Penny & Maggie's Mom said:


> He's gorgeous. Doesn't look like a mix to me. Didn't we have someone in NY looking???


 
Doesn't look like a mix to me, either. Must be the black treat spot on the tongue


----------



## GoldenJoyx'stwo (Feb 25, 2007)

Is he close to Peppertree?


----------



## gil1075 (Jan 13, 2009)

Oh I wish I lived in NY I'd take him in a heartbeat.


----------



## fameb (Feb 10, 2009)

What a cutie!

If only our Yogi was older.

This is a No Kill shelter right?


----------



## Penny & Maggie's Mom (Oct 4, 2007)

gil1075 said:


> Oh I wish I lived in NY I'd take him in a heartbeat.


If you REALLY want him...... there's always a transport. We've done it before ..... from FL to Canada and from FL to California.


----------



## S-Dog's Mom (Jan 9, 2009)

My husband would KILL me.... he's so cute!


----------



## GoldenJoyx'stwo (Feb 25, 2007)

I sent a message to Peppertree, but it was through their web site. I dislike those forms you fill out. I like direct email address. If anyone has Peppertrees, maybe you can contact them. 

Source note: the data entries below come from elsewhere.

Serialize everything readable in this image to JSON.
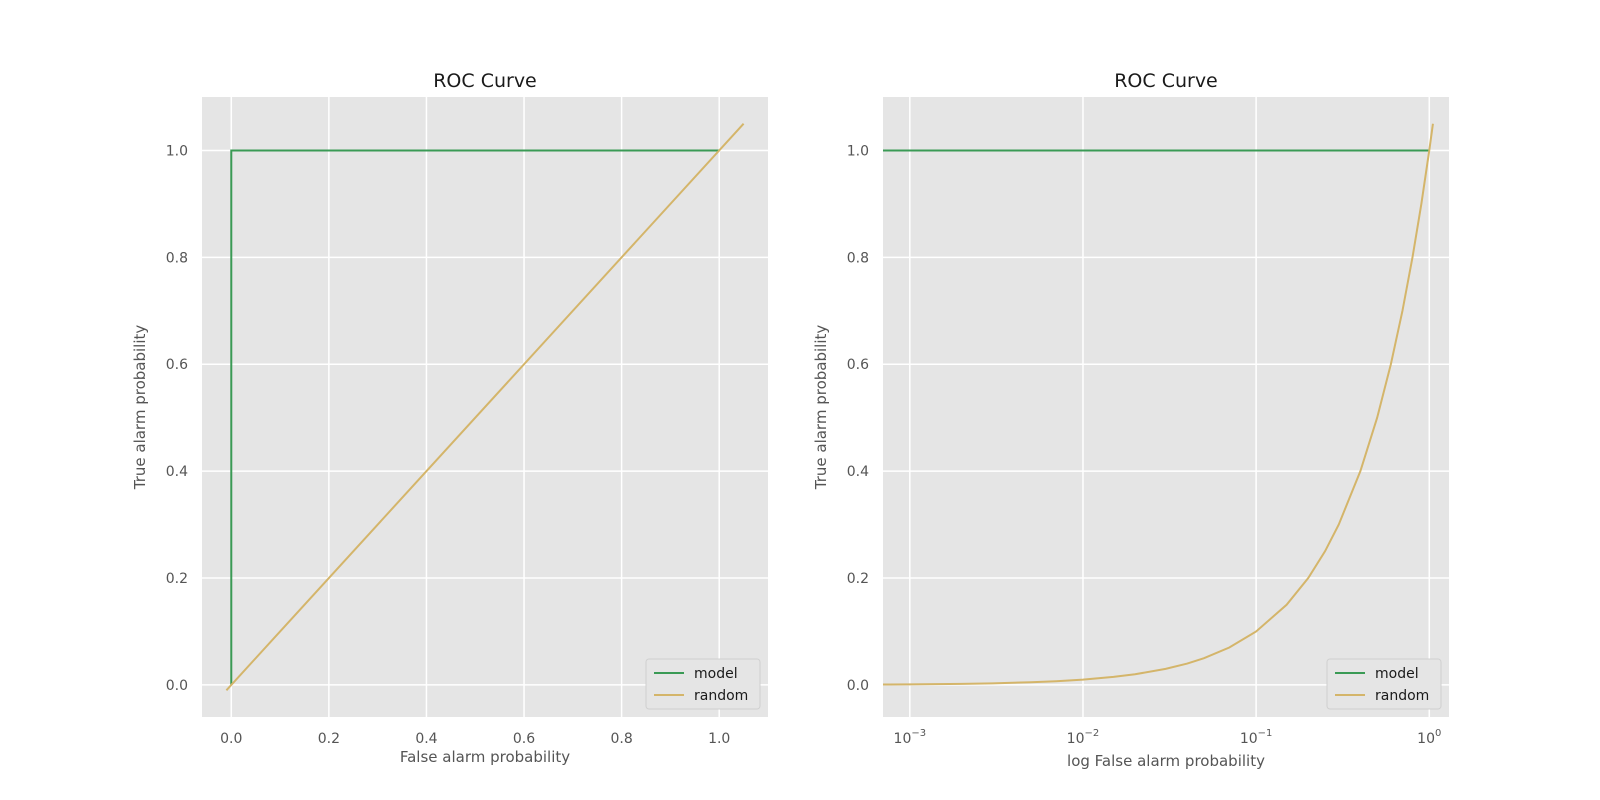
{
  "chart_data": [
    {
      "type": "line",
      "title": "ROC Curve",
      "xlabel": "False alarm probability",
      "ylabel": "True alarm probability",
      "xscale": "linear",
      "xlim": [
        -0.06,
        1.1
      ],
      "ylim": [
        -0.06,
        1.1
      ],
      "xticks": [
        0.0,
        0.2,
        0.4,
        0.6,
        0.8,
        1.0
      ],
      "xtick_labels": [
        "0.0",
        "0.2",
        "0.4",
        "0.6",
        "0.8",
        "1.0"
      ],
      "yticks": [
        0.0,
        0.2,
        0.4,
        0.6,
        0.8,
        1.0
      ],
      "ytick_labels": [
        "0.0",
        "0.2",
        "0.4",
        "0.6",
        "0.8",
        "1.0"
      ],
      "grid": true,
      "legend_position": "lower-right",
      "series": [
        {
          "name": "model",
          "color": "#3a9a55",
          "x": [
            0.0,
            0.0,
            1.0
          ],
          "y": [
            0.0,
            1.0,
            1.0
          ]
        },
        {
          "name": "random",
          "color": "#d4b56a",
          "x": [
            -0.01,
            1.05
          ],
          "y": [
            -0.01,
            1.05
          ]
        }
      ]
    },
    {
      "type": "line",
      "title": "ROC Curve",
      "xlabel": "log False alarm probability",
      "ylabel": "True alarm probability",
      "xscale": "log",
      "xlim": [
        0.0007,
        1.3
      ],
      "ylim": [
        -0.06,
        1.1
      ],
      "xticks": [
        0.001,
        0.01,
        0.1,
        1
      ],
      "xtick_labels": [
        {
          "base": "10",
          "exp": "−3"
        },
        {
          "base": "10",
          "exp": "−2"
        },
        {
          "base": "10",
          "exp": "−1"
        },
        {
          "base": "10",
          "exp": "0"
        }
      ],
      "yticks": [
        0.0,
        0.2,
        0.4,
        0.6,
        0.8,
        1.0
      ],
      "ytick_labels": [
        "0.0",
        "0.2",
        "0.4",
        "0.6",
        "0.8",
        "1.0"
      ],
      "grid": true,
      "legend_position": "lower-right",
      "series": [
        {
          "name": "model",
          "color": "#3a9a55",
          "x": [
            0.0007,
            1.0
          ],
          "y": [
            1.0,
            1.0
          ]
        },
        {
          "name": "random",
          "color": "#d4b56a",
          "x": [
            0.0007,
            0.001,
            0.002,
            0.003,
            0.005,
            0.007,
            0.01,
            0.015,
            0.02,
            0.03,
            0.04,
            0.05,
            0.07,
            0.1,
            0.15,
            0.2,
            0.25,
            0.3,
            0.4,
            0.5,
            0.6,
            0.7,
            0.8,
            0.9,
            1.0,
            1.05
          ],
          "y": [
            0.0007,
            0.001,
            0.002,
            0.003,
            0.005,
            0.007,
            0.01,
            0.015,
            0.02,
            0.03,
            0.04,
            0.05,
            0.07,
            0.1,
            0.15,
            0.2,
            0.25,
            0.3,
            0.4,
            0.5,
            0.6,
            0.7,
            0.8,
            0.9,
            1.0,
            1.05
          ]
        }
      ]
    }
  ]
}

Sunshine also rescues in NY. I haven't contacted Sunshine.


----------



## gil1075 (Jan 13, 2009)

Day late dollar short, I just called and Luke has already been adopted.


----------



## fameb (Feb 10, 2009)

gil1075 said:


> Day late dollar short, I just called and Luke has already been adopted.

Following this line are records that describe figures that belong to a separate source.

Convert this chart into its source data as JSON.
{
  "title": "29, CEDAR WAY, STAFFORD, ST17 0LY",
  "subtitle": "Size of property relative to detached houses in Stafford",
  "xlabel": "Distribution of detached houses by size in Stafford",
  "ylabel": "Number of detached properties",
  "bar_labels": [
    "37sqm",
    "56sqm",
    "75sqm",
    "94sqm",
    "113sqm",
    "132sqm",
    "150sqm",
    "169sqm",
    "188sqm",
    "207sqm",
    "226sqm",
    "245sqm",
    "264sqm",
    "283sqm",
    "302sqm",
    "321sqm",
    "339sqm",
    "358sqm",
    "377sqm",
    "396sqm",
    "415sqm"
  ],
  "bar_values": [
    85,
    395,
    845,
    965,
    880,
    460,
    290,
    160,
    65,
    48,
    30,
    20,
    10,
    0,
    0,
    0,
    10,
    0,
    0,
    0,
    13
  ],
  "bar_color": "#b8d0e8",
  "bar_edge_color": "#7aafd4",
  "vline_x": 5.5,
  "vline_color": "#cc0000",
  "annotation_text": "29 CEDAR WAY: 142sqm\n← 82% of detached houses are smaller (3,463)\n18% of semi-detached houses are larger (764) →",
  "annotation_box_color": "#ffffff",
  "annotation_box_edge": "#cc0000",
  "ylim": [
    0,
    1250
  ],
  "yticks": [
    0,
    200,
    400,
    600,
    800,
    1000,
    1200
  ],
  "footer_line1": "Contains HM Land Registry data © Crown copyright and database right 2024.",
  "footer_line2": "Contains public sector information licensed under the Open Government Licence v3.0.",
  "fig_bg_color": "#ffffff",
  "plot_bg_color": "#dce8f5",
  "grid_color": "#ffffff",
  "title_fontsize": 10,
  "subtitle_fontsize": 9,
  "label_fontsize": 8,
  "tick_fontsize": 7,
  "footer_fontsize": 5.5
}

More good news for the day!

Goldens don't seem to stay in shelters to long.


----------



## GoldenJoyx'stwo (Feb 25, 2007)

fameb said:


> More good news for the day!
> 
> Goldens don't seem to stay in shelters to long.

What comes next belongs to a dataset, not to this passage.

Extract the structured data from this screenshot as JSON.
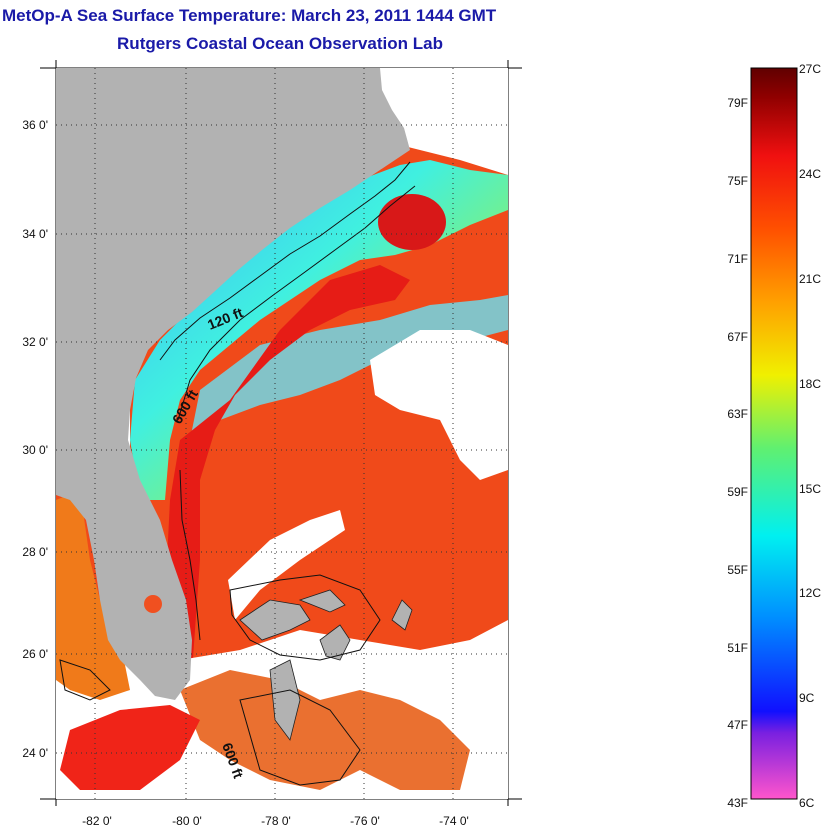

Great news! Always post. Sometimes GR's do stay in the shelters and they do die...I truly believe it's best to error on the side of caution.


----------



## Karen519 (Aug 21, 2006)

*So glad you girls were all over this*

So glad you girls were all over this and Kimm is absolutely RIGHT!!

There are Golden Retrievers in Shelters that DON'T GET OUT and end up dying!!

Always post them and email the rescues!!

LUKE-WHAT A HANDSOME BOY!!

*P.S. IF ANYONE WANTS TO GO TO PETFINDER.ORG AND PUT IN GOLDEN RETRIEVER AND YOUR STATE AND HIT ENTER YOU WILL SEE HOW MANY ARE IN NEED!!*


----------



## GoldenJoyx'stwo (Feb 25, 2007)

We are so lucky in our state. Most GR's are adopted or rescued quickly from the shelters. I still try to contact someone just in case.


----------